You had an idea. You turned it into a product or service. You’re an influencer with a brand. You’ve got a social media voice (of course you do, everyone does!).

But is your social media brand one that promotes diversity and inclusion?

Maybe you haven't even considered creating an inclusive social media voice or what it even is. Whatever the reason, I'm here to tell you that having a clear social media voice that portrays diversity and inclusion is significant for brand building.

I've helped build result-driven diversity, equity, and inclusion strategies for non-profit organizations, social media influencers, and higher education institutions. So, here are my tips for you on how to get this done.

Know your brand's niche

Lesson: "When you feeling all alone. And you can't even be you up in your home. When you even feeling it from your own." - F.U.B.U, Solange

There is a difference between an audience and a niche. When it comes to your brand's social media presence, the followers that you have that engage with you are your audience. Your niche' is the specific people you had in mind when you created the product or service.  

There's a misconception that you need to have a lot of followers, and to some extent, that is true. However, as Solange's' words eloquently convey, you can't isolate the niche.' They should never feel as slighted or jaded as Solange's lyrics depict. They are your brand loyalists.

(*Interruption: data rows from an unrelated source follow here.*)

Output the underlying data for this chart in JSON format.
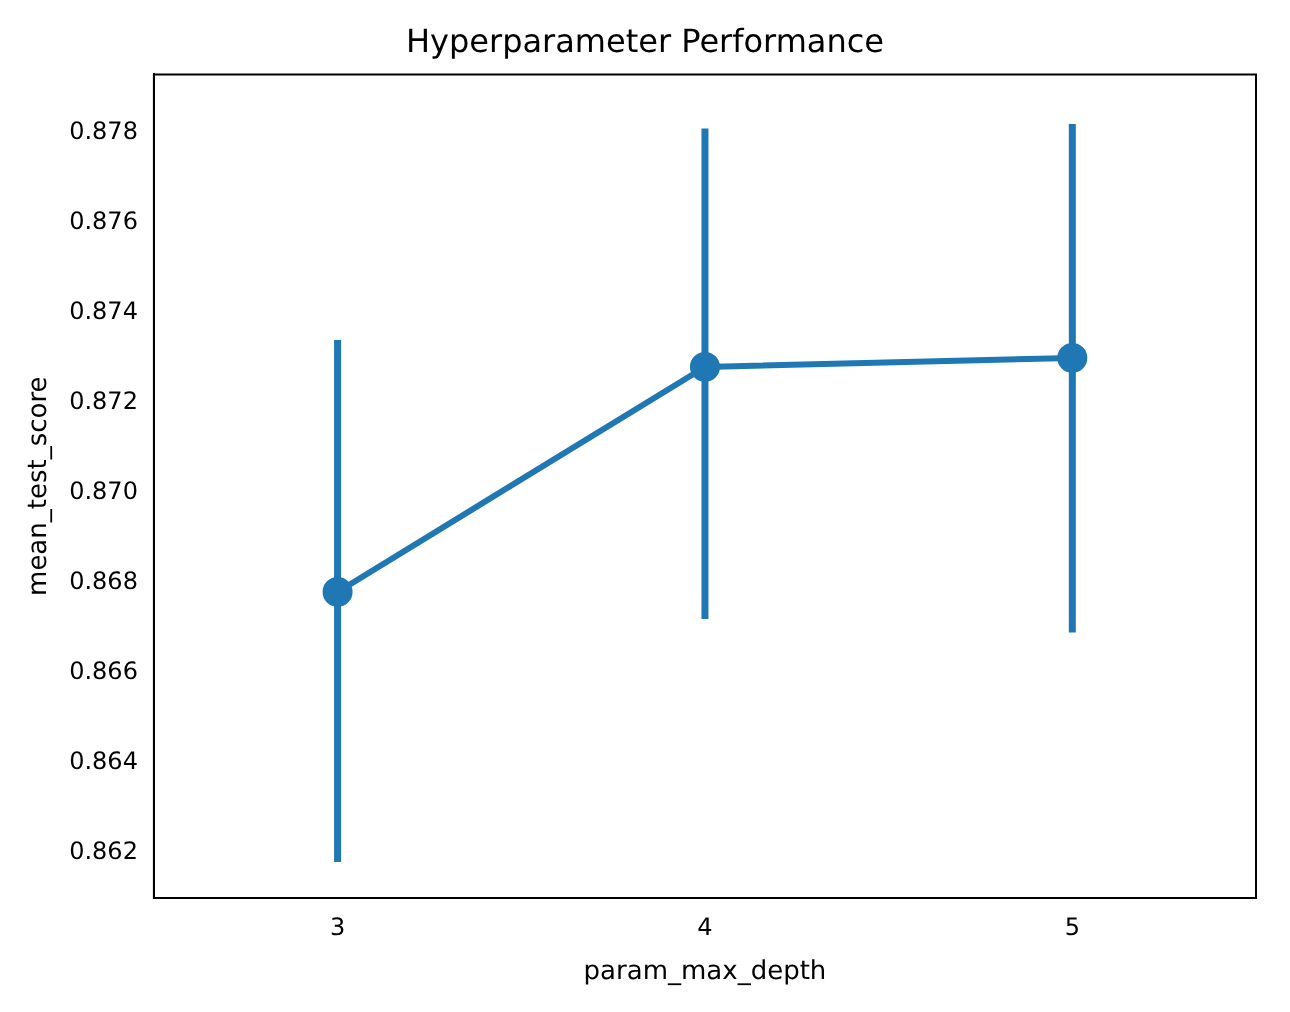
{
  "chart_data": {
    "type": "line",
    "title": "Hyperparameter Performance",
    "xlabel": "param_max_depth",
    "ylabel": "mean_test_score",
    "categories": [
      "3",
      "4",
      "5"
    ],
    "series": [
      {
        "color": "#1f77b4",
        "values": [
          0.8678,
          0.8728,
          0.873
        ],
        "errors": [
          [
            0.8618,
            0.8734
          ],
          [
            0.8672,
            0.8781
          ],
          [
            0.8669,
            0.8782
          ]
        ]
      }
    ],
    "ylim": [
      0.861,
      0.8793
    ],
    "yticks": [
      0.862,
      0.864,
      0.866,
      0.868,
      {
        "value": 0.87,
        "label": "0.870"
      },
      0.872,
      0.874,
      0.876,
      0.878
    ],
    "grid": false,
    "legend": false,
    "marker": "circle",
    "line_style": "solid"
  }
}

Even if you have a niche', such as Black women, you have to make sure that you understand the intersections of Black women. Kimberlé Crenshaw coined the term intersectionality more than 30 years ago. Intersectionality is all about taking into consideration the other factors that impact a person's identity and experiences. Your niche' could be Black women, but you have to consider Black millennials, Black women in the LGBTQIA+ community, etc.

Learning about your niche' can seem overwhelming to tackle, so you should break it up in stages. Choose intersections to learn about and give yourself time intervals to learn more. Taking these steps is part of building cultural intelligence or CQ. To learn more about this, check out the article I wrote for Mogul Millennial #LeadingWhileBlack: How to Boss Up Your Cultural Intelligence.

Use inclusive language, images, and techniques

I encouraged you to start learning more about your niche,' but you don't have to wait to start building your inclusive social media voice. Social media engagement is all about creating the right content, and we do this through text, images, and videos.

When it comes to your language, use the style that appeals to your niche' most. If there are cultural references, slang terms, or specific images that you find appropriate to your image but also relevant to your niche', use them. The more you build your CQ, the more you'll know the type of content and images your niche' engages. If you want to level up with an inclusive social media voice, start incorporating captions in your videos and utilize formatting for screen readers.

For videos, look for editing software that will allow you to caption your videos. Videos made entirely of words are still not considered caption, so keep that in mind. If you're unable to add captions, for example, during a live stream, upload it to YouTube or save the video and add captions to share. To go the extra mile, edit the YouTube captions correctly, or upload a script. Doing so will ensure that the captions are accurate.

For images, utilize the alternative text feature (alt text) or photo captions. Some platforms will allow you to provide alt text. The area will enable you to describe the photos in as much detail as you can. If someone is using a screen reader, the screen reader will read them the description. If you are using a platform like Instagram that doesn't allow alt text, you can add a photo caption at the end of the post describing the image. However, I do suggest typing the phrase "PHOTO CAPTION" before the description, so the screen reader will let them know that the description is about the image.

To learn more, check out this Federal Social Media Accessible Toolkit.

Set an inclusive tone

Your social media voice and your actual brand should mirror one another. It won't work if you have an inclusive brand but not an inclusive social media voice or vice versa.

Make sure that your website has a clear diversity statement with your intentions and commitment to diversity. If you don't have a website, you can set this voice by sharing your responsibility through posts and images. You can come up with creative campaigns to allow you to share your voice and commitment to inclusion. Just don't forget to circle back to the message when you hit another follower goal or in set intervals.

When engaging with followers, be sure to especially engage with those who are mirroring positive, inclusive language. For those who are not participating in a manner that promotes inclusiveness, delete their comments. I would recommend following up with the person to let them know you deleted their comment and why, but let them know if they continue that you will block them. You could also go with the approach that my best friend often refers to as "Nah, you got to go!" approach and block them immediately.

Depending on your industry and what product or service, your content may promote more discussion and disagreements. Allow them to engage and remind them of your policy that it must be respectful and inclusive.

The economy is changing rapidly, and people who have been home on mandatory stay-at-home-orders will have a very long social media memory. They will remember the voices and social media brands that appealed to them, and that was inclusive.